Mirt hid a wide-and getting broader-grin behind his oversized goblet. This was better than a play! They’d be throwing food and dashing wine at each other next!
So as not to be noticed by anyone who might curb their tongue when reminded there was an outlander present, he settled himself a little lower in his seat in the darkest corner of this exclusive upper room in the Memories of Queen Fee. The most fashionable and expensive club along the Promenade in Suzail was sparsely populated just now, but then it was early yet. Many of the regular noble patrons were at home, with large and sumptuous meals and more than a few goblets of good wine still to get through, to fortify themselves for the serious imbibing that went on in the Fee.
Rank amateurs in debauchery to a veteran glutton and drunkard like the oldest living Lord of Waterdeep, but after all, these were Cormyreans; they went at such things far more lightly than in the Deep.

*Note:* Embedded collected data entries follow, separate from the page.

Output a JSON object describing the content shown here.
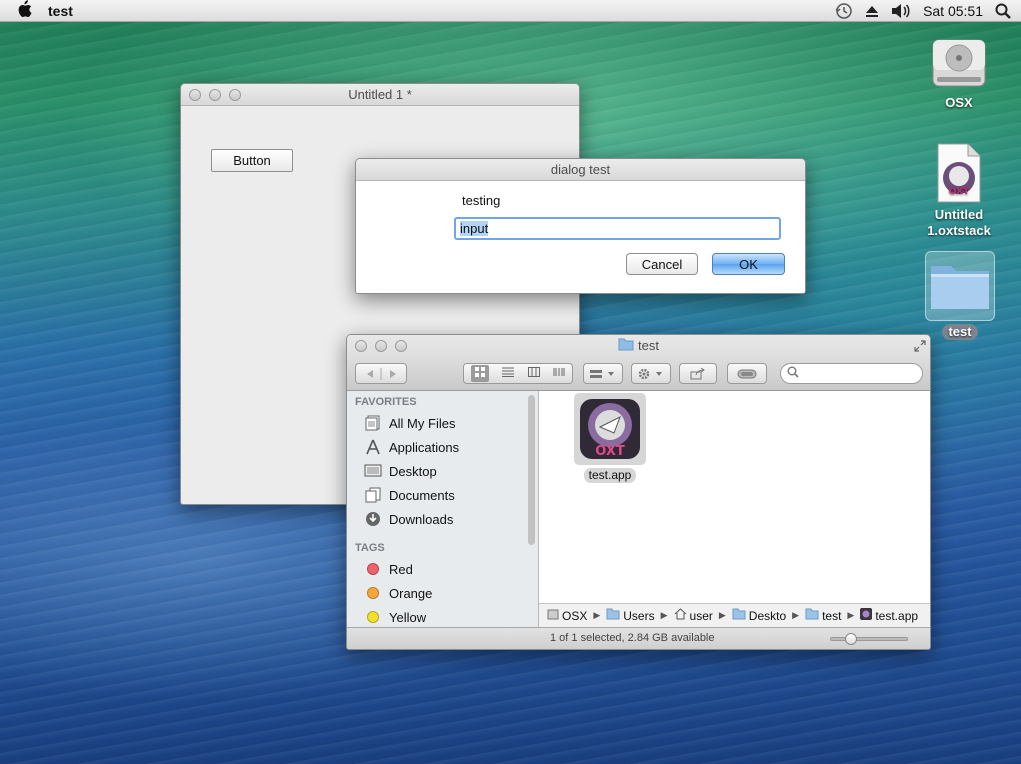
{
  "menubar": {
    "app_name": "test",
    "clock": "Sat 05:51"
  },
  "desktop": {
    "icons": [
      {
        "label": "OSX"
      },
      {
        "label": "Untitled 1.oxtstack"
      },
      {
        "label": "test"
      }
    ]
  },
  "stack_window": {
    "title": "Untitled 1 *",
    "button_label": "Button"
  },
  "dialog": {
    "title": "dialog test",
    "prompt": "testing",
    "input_value": "input",
    "cancel_label": "Cancel",
    "ok_label": "OK"
  },
  "finder": {
    "title": "test",
    "sidebar": {
      "favorites_header": "FAVORITES",
      "favorites": [
        {
          "label": "All My Files",
          "icon": "all-files-icon"
        },
        {
          "label": "Applications",
          "icon": "applications-icon"
        },
        {
          "label": "Desktop",
          "icon": "desktop-icon"
        },
        {
          "label": "Documents",
          "icon": "documents-icon"
        },
        {
          "label": "Downloads",
          "icon": "downloads-icon"
        }
      ],
      "tags_header": "TAGS",
      "tags": [
        {
          "label": "Red",
          "color": "#f0626b"
        },
        {
          "label": "Orange",
          "color": "#f7a63a"
        },
        {
          "label": "Yellow",
          "color": "#f2e12b"
        }
      ]
    },
    "files": [
      {
        "name": "test.app"
      }
    ],
    "path": [
      "OSX",
      "Users",
      "user",
      "Deskto",
      "test",
      "test.app"
    ],
    "status": "1 of 1 selected, 2.84 GB available"
  }
}
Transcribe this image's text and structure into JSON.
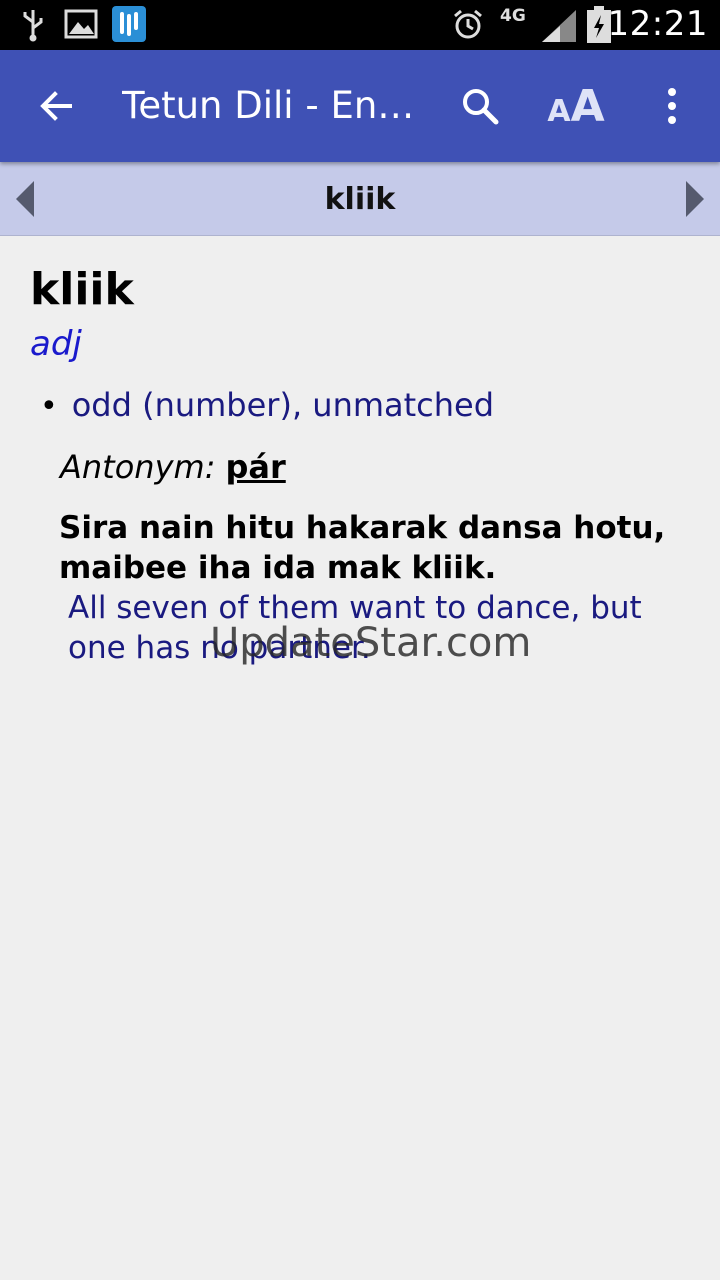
{
  "status_bar": {
    "time": "12:21",
    "network": "4G",
    "icons": [
      "usb-icon",
      "image-icon",
      "app-notification-icon",
      "alarm-icon",
      "signal-icon",
      "battery-icon"
    ]
  },
  "app_bar": {
    "title": "Tetun Dili - Eng…",
    "icons": [
      "back-arrow-icon",
      "search-icon",
      "font-size-icon",
      "overflow-menu-icon"
    ],
    "font_size_small": "A",
    "font_size_big": "A",
    "color": "#3f51b5"
  },
  "nav_bar": {
    "title": "kliik",
    "color": "#c5cae9"
  },
  "entry": {
    "headword": "kliik",
    "part_of_speech": "adj",
    "sense": "odd (number), unmatched",
    "bullet": "•",
    "antonym_label": "Antonym:",
    "antonym_word": "pár",
    "example": "Sira nain hitu hakarak dansa hotu, maibee iha ida mak kliik.",
    "translation": "All seven of them want to dance, but one has no partner."
  },
  "watermark": "UpdateStar.com"
}
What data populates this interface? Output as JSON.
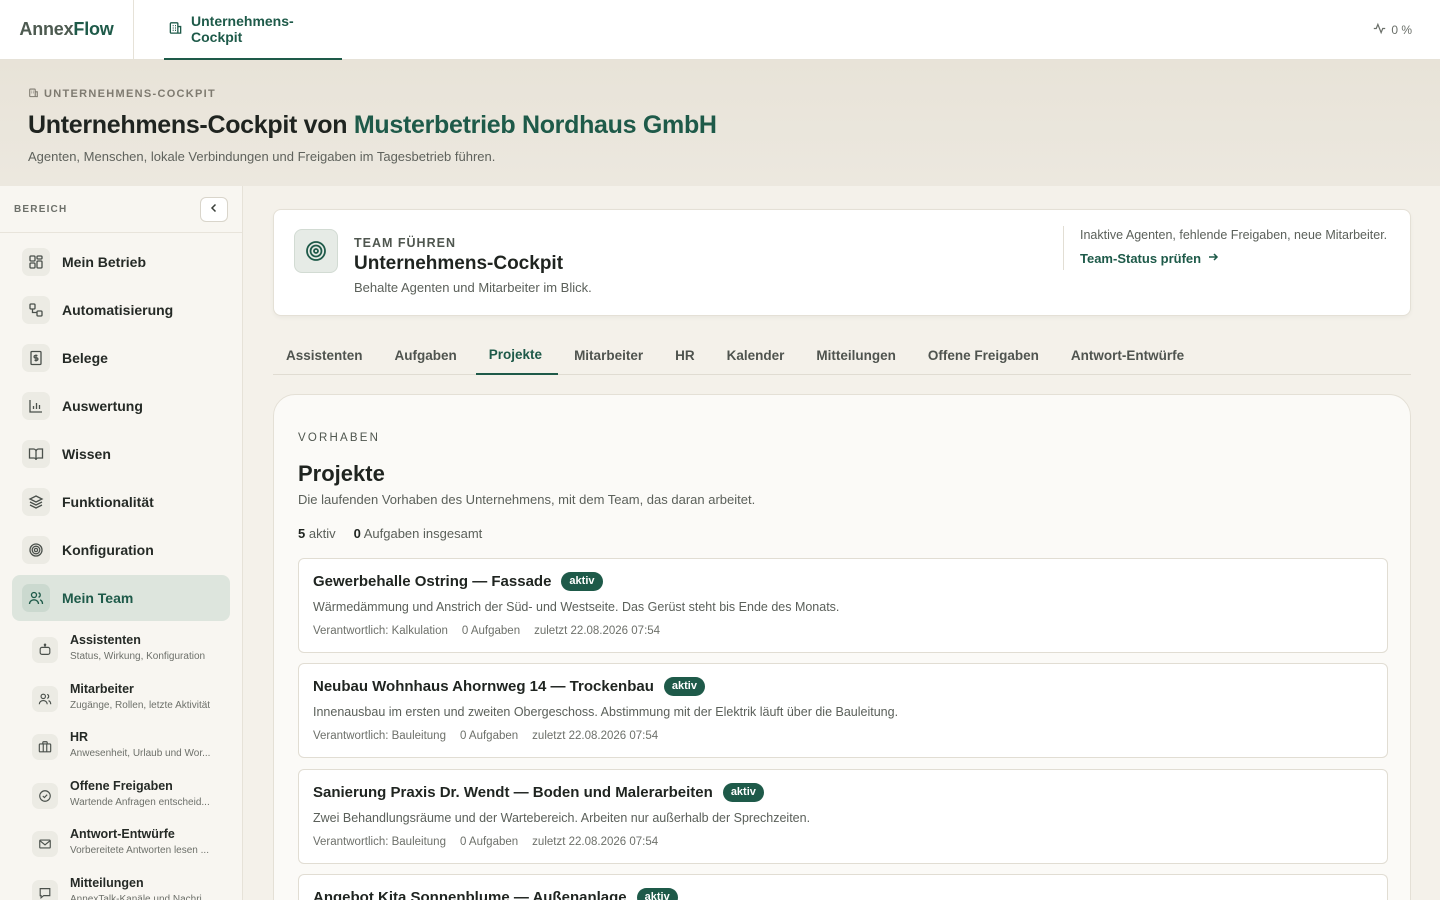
{
  "brand": {
    "part1": "Annex",
    "part2": "Flow"
  },
  "topbar": {
    "tab_label": "Unternehmens-Cockpit",
    "status": "0 %"
  },
  "colors": {
    "accent": "#1e5a49",
    "background": "#f4f1ea",
    "active_nav": "#dde5dd"
  },
  "hero": {
    "kicker": "UNTERNEHMENS-COCKPIT",
    "title_prefix": "Unternehmens-Cockpit von",
    "company": "Musterbetrieb Nordhaus GmbH",
    "subtitle": "Agenten, Menschen, lokale Verbindungen und Freigaben im Tagesbetrieb führen."
  },
  "sidebar": {
    "label": "BEREICH",
    "items": [
      {
        "label": "Mein Betrieb",
        "icon": "grid-icon"
      },
      {
        "label": "Automatisierung",
        "icon": "workflow-icon"
      },
      {
        "label": "Belege",
        "icon": "receipt-icon"
      },
      {
        "label": "Auswertung",
        "icon": "bar-chart-icon"
      },
      {
        "label": "Wissen",
        "icon": "book-icon"
      },
      {
        "label": "Funktionalität",
        "icon": "layers-icon"
      },
      {
        "label": "Konfiguration",
        "icon": "target-icon"
      },
      {
        "label": "Mein Team",
        "icon": "users-icon"
      }
    ],
    "sub_items": [
      {
        "title": "Assistenten",
        "desc": "Status, Wirkung, Konfiguration"
      },
      {
        "title": "Mitarbeiter",
        "desc": "Zugänge, Rollen, letzte Aktivität"
      },
      {
        "title": "HR",
        "desc": "Anwesenheit, Urlaub und Wor..."
      },
      {
        "title": "Offene Freigaben",
        "desc": "Wartende Anfragen entscheid..."
      },
      {
        "title": "Antwort-Entwürfe",
        "desc": "Vorbereitete Antworten lesen ..."
      },
      {
        "title": "Mitteilungen",
        "desc": "AnnexTalk-Kanäle und Nachri..."
      }
    ]
  },
  "team_card": {
    "kicker": "TEAM FÜHREN",
    "title": "Unternehmens-Cockpit",
    "desc": "Behalte Agenten und Mitarbeiter im Blick.",
    "side_text": "Inaktive Agenten, fehlende Freigaben, neue Mitarbeiter.",
    "side_link": "Team-Status prüfen"
  },
  "tabs": [
    "Assistenten",
    "Aufgaben",
    "Projekte",
    "Mitarbeiter",
    "HR",
    "Kalender",
    "Mitteilungen",
    "Offene Freigaben",
    "Antwort-Entwürfe"
  ],
  "active_tab": "Projekte",
  "panel": {
    "kicker": "VORHABEN",
    "title": "Projekte",
    "desc": "Die laufenden Vorhaben des Unternehmens, mit dem Team, das daran arbeitet.",
    "stat_active_num": "5",
    "stat_active_label": "aktiv",
    "stat_tasks_num": "0",
    "stat_tasks_label": "Aufgaben insgesamt"
  },
  "projects": [
    {
      "title": "Gewerbehalle Ostring — Fassade",
      "badge": "aktiv",
      "desc": "Wärmedämmung und Anstrich der Süd- und Westseite. Das Gerüst steht bis Ende des Monats.",
      "owner": "Verantwortlich: Kalkulation",
      "tasks": "0 Aufgaben",
      "updated": "zuletzt 22.08.2026 07:54"
    },
    {
      "title": "Neubau Wohnhaus Ahornweg 14 — Trockenbau",
      "badge": "aktiv",
      "desc": "Innenausbau im ersten und zweiten Obergeschoss. Abstimmung mit der Elektrik läuft über die Bauleitung.",
      "owner": "Verantwortlich: Bauleitung",
      "tasks": "0 Aufgaben",
      "updated": "zuletzt 22.08.2026 07:54"
    },
    {
      "title": "Sanierung Praxis Dr. Wendt — Boden und Malerarbeiten",
      "badge": "aktiv",
      "desc": "Zwei Behandlungsräume und der Wartebereich. Arbeiten nur außerhalb der Sprechzeiten.",
      "owner": "Verantwortlich: Bauleitung",
      "tasks": "0 Aufgaben",
      "updated": "zuletzt 22.08.2026 07:54"
    },
    {
      "title": "Angebot Kita Sonnenblume — Außenanlage",
      "badge": "aktiv",
      "desc": "",
      "owner": "",
      "tasks": "",
      "updated": ""
    }
  ]
}
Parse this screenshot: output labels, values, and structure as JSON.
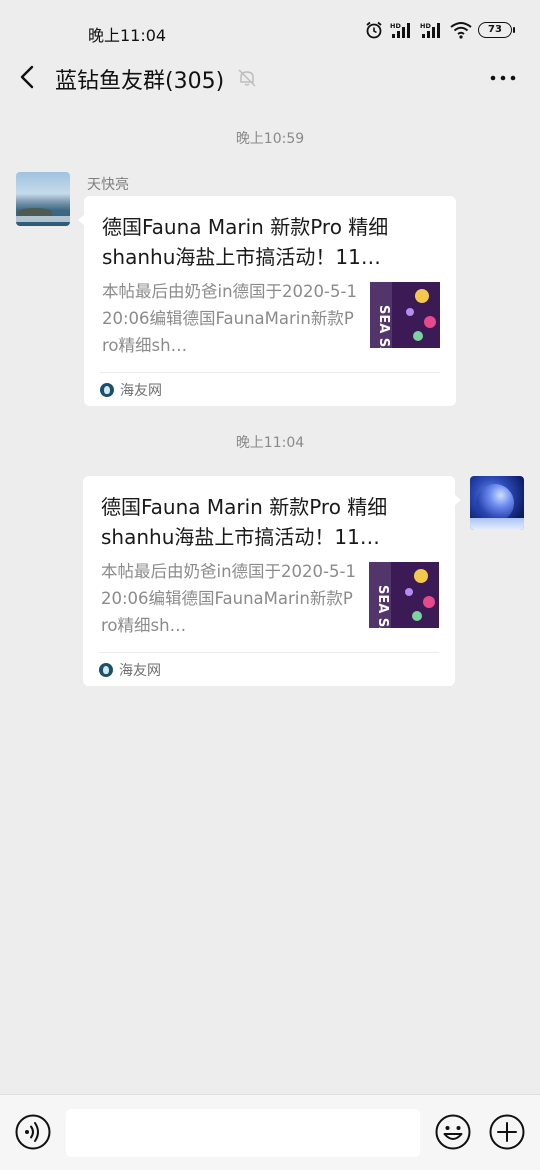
{
  "status_bar": {
    "time": "晚上11:04",
    "battery": "73",
    "network_label": "HD"
  },
  "header": {
    "title": "蓝钻鱼友群(305)"
  },
  "messages": [
    {
      "time_separator": "晚上10:59",
      "sender": "天快亮",
      "card": {
        "title": "德国Fauna Marin 新款Pro 精细shanhu海盐上市搞活动！11…",
        "description": "本帖最后由奶爸in德国于2020-5-120:06编辑德国FaunaMarin新款Pro精细sh…",
        "source": "海友网",
        "thumb_text": "SEA SALT"
      }
    },
    {
      "time_separator": "晚上11:04",
      "card": {
        "title": "德国Fauna Marin 新款Pro 精细shanhu海盐上市搞活动！11…",
        "description": "本帖最后由奶爸in德国于2020-5-120:06编辑德国FaunaMarin新款Pro精细sh…",
        "source": "海友网",
        "thumb_text": "SEA SALT"
      }
    }
  ],
  "colors": {
    "background": "#ededed",
    "card": "#ffffff",
    "muted_text": "#8b8b8b"
  }
}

“Well,” observed Lord Renstameir Haelrood, as he swept into the room with a club servant scrambling in his wake to retrieve his casually discarded, many-feathered hat and gilt-trimmed cloak, “I see you’re all hard at work trying to dismantle each other’s tempers and reputations, as usual, rather than concerning yourselves with the weightier matters that should ensnare the attention of us all. We’ll find it hard to go on leading a kingdom if we find it destroyed beneath us on the morrow. Care you nothing for what’s happening across Faerûn?”